According to EFF, AT&T, Sprint and Verizon lobbyists forked over bundles of
cash, as the watchdog group MAPLight revealed in 2008, when they published a
list of campaign contributions to congressional Democrats who changed their
votes on FAA once the wheels had been sufficiently greased.
Despite claims of "openness" and "transparency," the administration is still
fighting hard to conceal the names of these lobbyists from the American
people.
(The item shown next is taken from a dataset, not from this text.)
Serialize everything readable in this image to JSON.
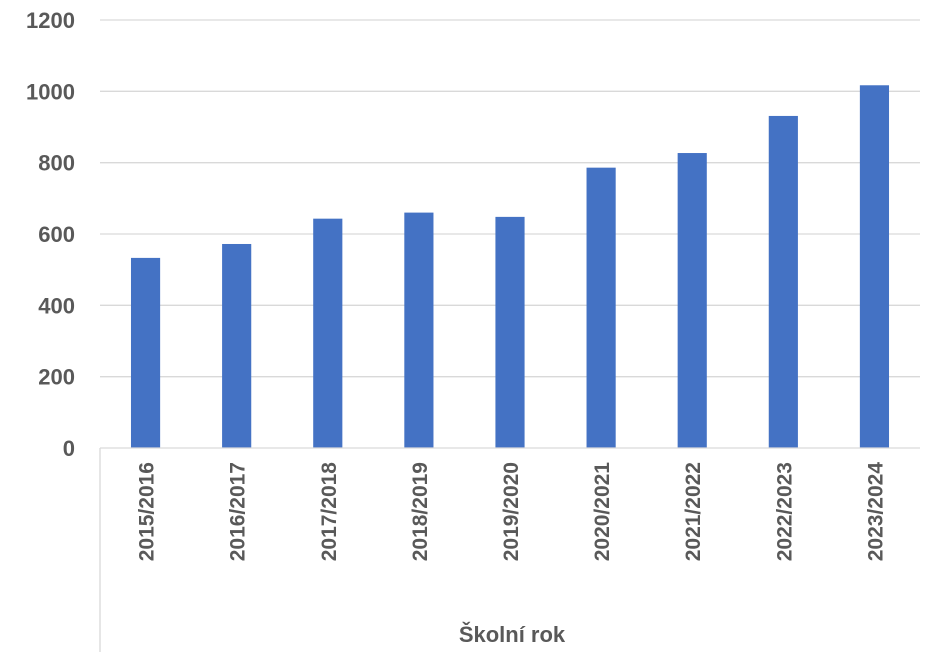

In December,
EFF reported that the Justice Department,
"argued
to the appeals court that 'there is no public interest in the compelled
disclosure of the representatives' identities'."
Having pledged to the American people that his
would be an administration based on the rule of law and public
accountability, the Obama presidency has proven itself to be just as
secretive and mendacious as the Bush/Cheney cabal that ruled the roost for
eight long and bloody years.
Our "forward looking" president, and the ruling class elites who have
presided over the destruction of our democracy demonstrate on a daily basis
the accountability-averse culture that has been a staple of American
political life for decades.
While the federal courts toss out suits by citizens demanding that their
right to privacy not be sacrificed to corporate looters and their police
state accomplices, the architects of torture and driftnet surveillance get a
free pass.
Newsweek reported January 29, that a
long-awaited report from the Justice Department's Office of Professional
Responsibility (OPR),
"clears the Bush administration lawyers who
authored the 'torture' memos of professional-misconduct allegations."
Leaving aside Newsweek's placement of quotation
marks around the word "torture," a practice fully in keeping with the
corporate media's consensus that such heinous practices have "kept us safe,"
Michael Isikoff and Daniel Klaidman write that while the probe "is sharply
critical" of the "legal reasoning" used to justify CIA and Pentagon crimes
however,
"a senior Justice official who did the final
review of the report softened an earlier OPR finding."
That earlier version had concluded that two of
the key authors of Bushist torture and surveillance policies, Federal
Appeals Court Judge Jay Bybee and University of California law professor
John Yoo,
"violated their professional obligations as
lawyers when they crafted a crucial 2002 memo approving the use of harsh
tactics."
"But the reviewer" Newsweek notes, "career veteran David Margolis,
downgraded that assessment to say they showed 'poor judgment'."
By downgrading OPR's original finding, the
Justice Department is no longer obligated to send a referral to state bar
associations,
"for potential disciplinary action - which,
in Bybee's case, could have led to an impeachment inquiry."
Despite the tortured reasoning of blind Obama
loyalists, Dick Cheney's "Unitary Executive" is alive and well.
After all, Plus ça change, plus c'est la même chose!